Julio César Rodríguez

 
09-07-1941 / 15-07-2005 Sacerdote con olor a oveja

La vida de Julio César Rodríguez, sacerdote del clero diocesano de Tucumán, está recorrida por una esencialidad y una coherencia poco común. Hijo de una humilde familia campesina, al comenzar sus estudios en el Seminario Mayor de Catamarca conoce la espiritualidad de la unidad que marcaría su alma para siempre. Al ser ordenado sacerdote elige la frase del Cura de Ars “Mi secreto es muy sencillo: darlo todo y quedarme sin nada” y la hace el lema de su vida.

Julito“Un niño evangélico disfrazado de sacerdote”, comenta Benedetto Teresano, quien fuera delegado de los Focolares en Hispanoamérica. “Me impresionó su actividad multifacética, más allá del ámbito parroquial: el contacto con todo tipo de personas: pobres, ricos, con el arzobispo, con los otros sacerdotes, con presos, con enfermos, con seminaristas, con familias, con personas de la parroquia, con una gama infinita de gente.
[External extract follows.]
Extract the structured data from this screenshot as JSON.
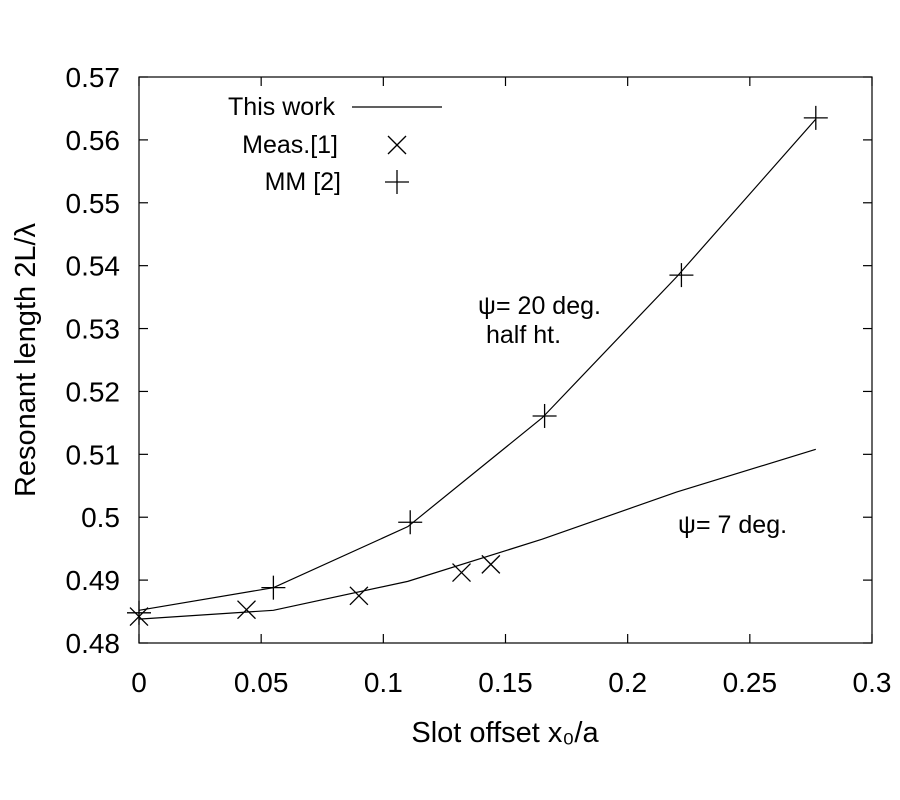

Y todo esto sin ansiedad, sin apuro, tomándose el tiempo para cada cosa. Él tenía el ‘tiempo de Dios’, el ‘tiempo del amor’, por lo que la puntualidad a veces no era su fuerte”.

Hablaba más con sus actos que con sus palabras. “Era desconcertante”, dice el padre Lalo Silva: “darlo todo para tener sólo a Dios. Su concepto de la pobreza no era quedarse sin nada, sino estar desapegado, compartirlo todo, seguro que no nos va a faltar nada. Su abrigo, su comida, su tiempo, su descanso. Los pobres eran su opción preferencial y dejó en ellos un recuerdo imperecedero. Los jóvenes recuerdan su disponibilidad, su actitud misericordiosa en la confesión. Los enfermos, su actitud sin pretextos de agenda. Los seminaristas, su paternal afecto”. Un judío converso llega a sentir tan fuertemente su amor que en su testamento pide se le declare “venerable”. Un amigo de juventud dice de él: “El padre Julio era maravilloso, nunca se lo podía sorprender, siempre tenía esa luz encendida, la luz del amor. No te exigía que seas bueno. Te amaba de tal manera que te hacía fácil ser bueno. Era de esas personas que te aman como sos, y eso te transforma, te convierte”.

Un sacerdote dice: “Julio vivía, transpiraba el Evangelio”. Otro expresa: “Nunca un juicio, nunca nada negativo, siempre dispuesto a ayudar”. Un obispo agrega: “Me ayudó con gran delicadeza con sacerdotes en problemas”. Un seminarista comenta: “Nos llevaba al teatro a ver la ópera; si no fuera por él no hubiéramos conocido tanta belleza”. Otro completa: “Nos regalaba zapatillas, y nos enseñó a compartir”. Los párrocos vecinos recuerdan: “Nuestras parroquias eran una sola cosa cuando estaba él; todo lo hacíamos en unidad”. Un sacerdote casado revela: “Me ayudó a conseguir una casa para mis hijos”. Otro, en tiempos que había dejado el ministerio, cuenta que le ofreció su sueldo.

Un pastor con olor a oveja, como gusta decir al papa Francisco. Una persona a la cual uno quisiera conocer, ser su amigo, y también, alguien a quien imitar. El Cardenal Luis Villalba expresa que conocer su vida hará mucho bien a los sacerdotes.

En su tiempo final, con una enfermedad que lo consumía, seguía en su entrega total al prójimo. Estaba sereno –cuenta el padre Frontera–. Nos pidió que lo bendijéramos y así lo hicimos. Después quiso platicar con nosotros sobre lo que esperaba del Paraíso. La Palabra de vida que Chiara Lubich, su “madre espiritual”, le había dedicado, era: “Quien permanece en Mí da mucho fruto”. Comentándola, alguien recordaba la parábola de los talentos, e imaginaba a Julito diciendo: “Señor, me has dado cinco talentos, aquí tienes diez”.